Le réseau devient la force

Chaque nouvelle information se voit stockée dans un bloc, qui assure un lien avec le bloc précédent. C'est ainsi que se forme une chaîne de blocs, qui correspondent à autant d'empreintes digitales inaltérables, des plus anciennes aux plus récentes de leur contenu. La mise en réseau de dizaines de milliers d'ordinateurs, assurant le respect des règles. Différent d'une situation classique où toute information est validée par un ou plusieurs tiers de confiance puisque garants en principe de leur intégrité. Il peut s'agir d'une banque, d'une compagnie d'assurances, d'un service public fédéral ou régional, d'une commune, etc. Un tel système ne facilite pas l'échange rapide d'informations. D'une part parce que l'administration A détient rarement une information selon les critères souhaités par l'administration B. D'autre part parce que les parties ne se font pas nécessairement confiance, ce qui dédouble le travail à effectuer ou implique un autre tiers de confiance. Les informations s'avèrent en outre vulnérables, en cas d'attaque informatique ou d'altération accidentelle ou non de leur contenu.

Avec la blockchain, les informations ne sont plus détenues par ces tiers de confiance, mais encryptées dans un gigantesque réseau informatique décentralisé, qui n'appartient à personne. « Il permet non seulement de s'assurer que les informations stockées sont correctes, comme on peut le vérifier par un protocole, mais aussi qu'elles ne disparaîtront pas, puisqu'il en existera toujours une copie », souligne Jean-Luc Verhelst, conférencier et auteur du livre Bitcoin intitulé « the Blockchain and Beyond ».

Une information stockée dans la blockchain est accessible à tous ceux qui sont habilités à la déchiffrer. Dans un tel système, l'administration B peut accéder via une simple requête à l'information encodée dans la blockchain par l'administration A. Toute modification dans la chaîne de blocs serait inévitablement rendue visible.

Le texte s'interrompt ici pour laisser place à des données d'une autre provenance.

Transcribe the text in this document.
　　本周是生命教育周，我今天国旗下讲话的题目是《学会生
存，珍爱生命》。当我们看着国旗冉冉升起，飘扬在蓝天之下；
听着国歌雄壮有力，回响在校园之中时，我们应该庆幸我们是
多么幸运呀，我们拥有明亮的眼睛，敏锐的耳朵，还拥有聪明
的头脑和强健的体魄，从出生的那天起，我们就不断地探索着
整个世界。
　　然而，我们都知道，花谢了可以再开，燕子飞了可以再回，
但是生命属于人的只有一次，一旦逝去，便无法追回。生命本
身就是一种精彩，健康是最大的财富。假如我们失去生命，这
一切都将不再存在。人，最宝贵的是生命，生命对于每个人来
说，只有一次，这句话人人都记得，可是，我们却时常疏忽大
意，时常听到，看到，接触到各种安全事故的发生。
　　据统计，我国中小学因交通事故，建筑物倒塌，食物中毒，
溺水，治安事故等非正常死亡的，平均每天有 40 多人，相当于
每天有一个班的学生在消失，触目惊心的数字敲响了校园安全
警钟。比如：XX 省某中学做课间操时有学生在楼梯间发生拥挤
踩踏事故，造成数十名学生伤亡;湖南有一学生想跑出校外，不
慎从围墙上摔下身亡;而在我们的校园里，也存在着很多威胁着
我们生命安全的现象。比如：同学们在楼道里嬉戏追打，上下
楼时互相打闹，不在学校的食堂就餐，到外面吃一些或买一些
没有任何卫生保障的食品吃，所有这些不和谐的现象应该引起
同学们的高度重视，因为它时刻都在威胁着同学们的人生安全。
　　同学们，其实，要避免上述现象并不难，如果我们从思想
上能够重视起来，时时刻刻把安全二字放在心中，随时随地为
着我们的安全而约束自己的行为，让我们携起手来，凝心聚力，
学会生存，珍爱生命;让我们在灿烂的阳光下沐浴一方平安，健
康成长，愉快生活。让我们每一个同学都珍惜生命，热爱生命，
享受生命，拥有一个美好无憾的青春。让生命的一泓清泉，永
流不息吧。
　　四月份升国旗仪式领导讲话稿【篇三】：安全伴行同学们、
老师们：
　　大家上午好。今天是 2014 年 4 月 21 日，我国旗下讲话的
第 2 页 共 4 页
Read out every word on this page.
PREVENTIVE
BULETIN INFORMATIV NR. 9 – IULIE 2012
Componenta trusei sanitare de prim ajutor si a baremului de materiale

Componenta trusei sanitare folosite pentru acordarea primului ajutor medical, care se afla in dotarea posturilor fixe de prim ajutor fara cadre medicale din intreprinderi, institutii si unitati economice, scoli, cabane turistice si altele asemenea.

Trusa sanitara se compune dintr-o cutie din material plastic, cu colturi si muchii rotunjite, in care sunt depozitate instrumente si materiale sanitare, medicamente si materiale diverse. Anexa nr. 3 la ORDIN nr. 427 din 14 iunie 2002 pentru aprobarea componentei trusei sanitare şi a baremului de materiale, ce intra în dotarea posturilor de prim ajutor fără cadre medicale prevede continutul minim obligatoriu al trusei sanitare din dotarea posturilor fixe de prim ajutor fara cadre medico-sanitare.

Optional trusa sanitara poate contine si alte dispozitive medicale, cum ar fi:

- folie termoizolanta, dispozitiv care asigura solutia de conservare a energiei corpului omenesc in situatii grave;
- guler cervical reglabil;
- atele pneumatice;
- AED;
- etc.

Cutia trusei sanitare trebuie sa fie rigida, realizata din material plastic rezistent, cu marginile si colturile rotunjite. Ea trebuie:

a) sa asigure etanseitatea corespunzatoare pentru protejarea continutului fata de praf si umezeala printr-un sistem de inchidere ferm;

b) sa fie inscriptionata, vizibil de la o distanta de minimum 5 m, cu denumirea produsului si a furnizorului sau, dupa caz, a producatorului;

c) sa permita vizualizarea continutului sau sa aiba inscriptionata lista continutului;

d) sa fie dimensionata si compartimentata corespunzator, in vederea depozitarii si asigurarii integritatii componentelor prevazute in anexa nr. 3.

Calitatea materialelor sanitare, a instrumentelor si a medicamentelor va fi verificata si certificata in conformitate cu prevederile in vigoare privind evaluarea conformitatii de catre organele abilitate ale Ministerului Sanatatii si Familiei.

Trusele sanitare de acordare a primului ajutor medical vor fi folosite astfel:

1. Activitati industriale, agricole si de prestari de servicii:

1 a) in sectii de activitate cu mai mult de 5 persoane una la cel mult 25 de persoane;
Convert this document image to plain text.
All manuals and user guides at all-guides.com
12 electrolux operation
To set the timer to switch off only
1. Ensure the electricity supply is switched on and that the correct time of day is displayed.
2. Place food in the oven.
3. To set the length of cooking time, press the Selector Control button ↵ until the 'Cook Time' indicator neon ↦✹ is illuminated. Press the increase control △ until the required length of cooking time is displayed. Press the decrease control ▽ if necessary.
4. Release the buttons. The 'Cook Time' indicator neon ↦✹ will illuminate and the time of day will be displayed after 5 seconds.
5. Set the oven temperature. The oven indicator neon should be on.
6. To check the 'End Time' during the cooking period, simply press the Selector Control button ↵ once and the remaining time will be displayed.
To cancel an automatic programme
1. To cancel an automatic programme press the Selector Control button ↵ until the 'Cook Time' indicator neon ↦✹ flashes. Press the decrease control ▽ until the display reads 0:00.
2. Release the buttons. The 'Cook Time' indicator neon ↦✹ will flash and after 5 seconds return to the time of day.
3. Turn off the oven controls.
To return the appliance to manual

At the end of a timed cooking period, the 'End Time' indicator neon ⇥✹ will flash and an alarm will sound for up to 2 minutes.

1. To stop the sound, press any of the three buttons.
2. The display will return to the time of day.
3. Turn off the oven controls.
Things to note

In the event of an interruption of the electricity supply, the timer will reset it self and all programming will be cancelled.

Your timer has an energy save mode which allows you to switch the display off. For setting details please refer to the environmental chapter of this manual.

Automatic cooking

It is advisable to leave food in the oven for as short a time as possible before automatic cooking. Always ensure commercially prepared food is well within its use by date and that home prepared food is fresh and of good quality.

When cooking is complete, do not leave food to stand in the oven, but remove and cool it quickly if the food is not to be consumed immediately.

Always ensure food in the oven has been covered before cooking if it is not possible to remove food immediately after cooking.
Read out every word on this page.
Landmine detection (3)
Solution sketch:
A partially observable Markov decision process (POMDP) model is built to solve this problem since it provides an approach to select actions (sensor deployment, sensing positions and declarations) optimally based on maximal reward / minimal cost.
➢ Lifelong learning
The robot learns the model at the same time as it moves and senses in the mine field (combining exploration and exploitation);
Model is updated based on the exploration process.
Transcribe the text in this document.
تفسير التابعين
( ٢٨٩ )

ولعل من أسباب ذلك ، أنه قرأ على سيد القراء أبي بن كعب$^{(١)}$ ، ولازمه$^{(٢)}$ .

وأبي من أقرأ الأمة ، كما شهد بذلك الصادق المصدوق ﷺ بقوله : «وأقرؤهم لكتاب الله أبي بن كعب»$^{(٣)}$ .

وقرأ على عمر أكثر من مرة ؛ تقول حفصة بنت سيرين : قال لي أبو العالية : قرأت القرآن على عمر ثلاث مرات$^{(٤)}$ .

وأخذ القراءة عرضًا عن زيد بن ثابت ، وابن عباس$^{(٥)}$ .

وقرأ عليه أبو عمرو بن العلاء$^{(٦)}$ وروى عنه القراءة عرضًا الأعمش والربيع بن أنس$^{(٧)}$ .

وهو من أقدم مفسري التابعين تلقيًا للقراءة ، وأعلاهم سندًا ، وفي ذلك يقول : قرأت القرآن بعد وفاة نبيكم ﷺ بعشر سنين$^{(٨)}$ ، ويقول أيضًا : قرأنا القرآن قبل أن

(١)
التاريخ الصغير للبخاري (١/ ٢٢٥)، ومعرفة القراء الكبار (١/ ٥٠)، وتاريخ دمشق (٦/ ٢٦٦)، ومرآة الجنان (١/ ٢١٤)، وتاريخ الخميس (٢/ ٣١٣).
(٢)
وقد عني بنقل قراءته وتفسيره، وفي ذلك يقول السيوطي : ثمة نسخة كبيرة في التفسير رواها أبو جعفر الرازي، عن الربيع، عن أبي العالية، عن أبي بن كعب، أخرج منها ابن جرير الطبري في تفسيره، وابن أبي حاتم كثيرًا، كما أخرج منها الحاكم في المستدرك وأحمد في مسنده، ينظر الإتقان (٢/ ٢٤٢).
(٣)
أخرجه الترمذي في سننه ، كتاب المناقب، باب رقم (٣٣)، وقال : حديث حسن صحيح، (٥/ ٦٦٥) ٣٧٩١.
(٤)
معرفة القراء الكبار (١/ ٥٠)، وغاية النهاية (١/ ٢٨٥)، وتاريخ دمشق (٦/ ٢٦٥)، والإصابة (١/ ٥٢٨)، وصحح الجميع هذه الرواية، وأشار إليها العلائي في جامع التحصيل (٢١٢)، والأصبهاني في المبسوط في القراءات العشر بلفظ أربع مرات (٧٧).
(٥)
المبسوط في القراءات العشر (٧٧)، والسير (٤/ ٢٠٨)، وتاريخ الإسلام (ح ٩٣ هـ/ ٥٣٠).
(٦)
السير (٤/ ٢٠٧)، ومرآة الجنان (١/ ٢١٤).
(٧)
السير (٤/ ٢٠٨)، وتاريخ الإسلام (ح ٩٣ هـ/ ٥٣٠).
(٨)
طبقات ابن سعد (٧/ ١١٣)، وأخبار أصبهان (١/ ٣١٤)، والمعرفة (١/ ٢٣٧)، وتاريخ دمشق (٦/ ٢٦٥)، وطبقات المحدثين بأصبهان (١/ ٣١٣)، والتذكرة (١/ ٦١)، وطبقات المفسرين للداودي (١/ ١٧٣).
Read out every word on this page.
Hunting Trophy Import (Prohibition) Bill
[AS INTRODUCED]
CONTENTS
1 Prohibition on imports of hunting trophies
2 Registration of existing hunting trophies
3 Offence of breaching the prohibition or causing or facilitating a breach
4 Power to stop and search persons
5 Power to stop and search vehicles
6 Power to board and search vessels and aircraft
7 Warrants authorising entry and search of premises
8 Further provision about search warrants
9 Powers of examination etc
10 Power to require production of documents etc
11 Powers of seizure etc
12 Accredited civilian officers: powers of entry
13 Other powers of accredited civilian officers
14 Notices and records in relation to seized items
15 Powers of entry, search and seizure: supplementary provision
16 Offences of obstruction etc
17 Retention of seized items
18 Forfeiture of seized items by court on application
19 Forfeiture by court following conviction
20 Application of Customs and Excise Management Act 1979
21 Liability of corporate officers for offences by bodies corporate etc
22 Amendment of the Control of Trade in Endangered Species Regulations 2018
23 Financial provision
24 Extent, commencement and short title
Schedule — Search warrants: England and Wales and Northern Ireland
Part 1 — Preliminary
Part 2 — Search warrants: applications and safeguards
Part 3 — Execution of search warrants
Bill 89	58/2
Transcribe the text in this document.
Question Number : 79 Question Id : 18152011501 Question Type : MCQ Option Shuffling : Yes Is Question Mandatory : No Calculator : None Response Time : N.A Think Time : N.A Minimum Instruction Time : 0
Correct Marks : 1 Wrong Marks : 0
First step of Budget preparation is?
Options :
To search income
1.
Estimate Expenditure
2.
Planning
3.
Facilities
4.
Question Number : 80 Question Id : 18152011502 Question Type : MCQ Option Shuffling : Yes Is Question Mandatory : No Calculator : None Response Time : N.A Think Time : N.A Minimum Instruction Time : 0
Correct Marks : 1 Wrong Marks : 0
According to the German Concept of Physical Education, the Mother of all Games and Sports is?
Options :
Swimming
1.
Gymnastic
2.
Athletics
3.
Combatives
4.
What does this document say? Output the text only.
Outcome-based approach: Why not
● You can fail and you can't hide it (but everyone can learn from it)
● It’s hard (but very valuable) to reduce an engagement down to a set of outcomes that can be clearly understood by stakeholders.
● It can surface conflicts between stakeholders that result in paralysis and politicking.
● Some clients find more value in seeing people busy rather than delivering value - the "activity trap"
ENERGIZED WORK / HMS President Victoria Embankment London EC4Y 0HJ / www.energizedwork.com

Une identité blockchain, de la naissance au décès

La blockchain, une fois appliquée à l'identité d'un individu, pourrait offrir un monde de possibilités. Elle pourrait l'accompagner de la naissance au décès, en intégrant tous les faits et événements qui jalonnent son existence. Acte de naissance, déménagements, attestations, permis de conduire, diplômes, dossier médical, parcours professionnel, etc. Chaque nouvelle étape se verrait enregistrée dans la blockchain de manière sûre et inaltérable. Les acteurs publics compétents, de leur côté, pourraient instantanément consulter les informations nécessaires, sans prendre contact avec d'autres administrations ou avec le citoyen concerné.

Au croisement du public et du privé, il y a par exemple l'achat d'une maison. Là encore, la blockchain pourrait révolutionner les procédures, de l'agent immobilier jusqu'au fonctionnaire délégué, en passant par le notaire.

Transparence des subsides

La blockchain offre des perspectives en matière de bonne gouvernance. Prenons l'exemple des subsides qui représentent une somme d'argent versé à titre de secours ou subvention. Les budgets alloués en ce sens par un service public fédéral ou régional seraient transposés virtuellement en jetons, qui seraient eux-mêmes répartis successivement entre différentes directions, entreprises ou associations. Tout arbitrage ou ajustement en cours de route serait inévitablement identifié et enregistré. Les jetons seraient ensuite détruits, une fois que le budget correspondant a effectivement été consommé.

Des projets pilotes

On peut aujourd'hui proposer des services reposant sur la blockchain, souligne Thierry Mortier, associé chez Ernst & Young, en charge des technologies émergentes. Mais pour en retirer de réels bénéfices, il faut d'abord l'appliquer à des cas très spécifiques, avec un nombre limité de parties prenantes. Depuis plusieurs mois, la ville d'Anvers en Belgique teste ainsi le recours à la blockchain pour gérer son registre de la population.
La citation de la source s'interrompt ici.